The impact of Saharan dust on the intensity of Hurricane Nadine (2012) during HS3

Monday, 18 April 2016: 9:45 AM
Ponce de Leon B (The Condado Hilton Plaza)
Scott A. Braun, NASA, Greenbelt, MD; and J. J. Shi and J. Sippel

The Hurricane and Severe Storm Sentinel (HS3) was a multiyear field campaign (2012-14) with the goal of improving understanding of hurricane formation and intensity change. One of HS3's primary science goals was to obtain measurements to help determine the extent to which the Saharan air layer (SAL) impacts storm intensification. In 2012, HS3 used the NASA unmanned Global Hawk aircraft to obtain measurements within Nadine and the adjacent SAL air mass. HS3 observations suggested that the SAL air generally remained outside the outermost convection of the storm on its eastern side. However, on the day Nadine just reached hurricane intensity on 15 September, there was some evidence (e.g., low equivalent potential temperatures) for the presence of SAL air in the interior of the storm in the boundary layer.

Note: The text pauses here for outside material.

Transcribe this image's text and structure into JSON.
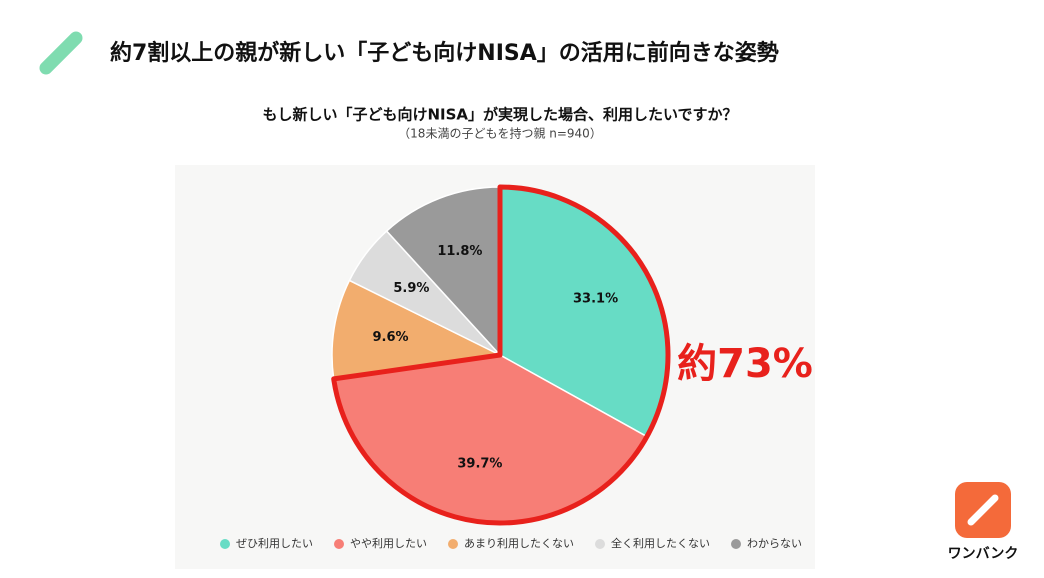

However, it was not possible to quantify the SAL's impact. In this study, the Goddard version of the Weather Research and Forecasting model with interactive aerosol-cloud-radiation physics is used to identify the role of Saharan dust using 30-member ensemble simulations of Nadine with and without the aerosol interactions. Preliminary conclusions related to the impact of the SAL on the evolution of Nadine will be presented.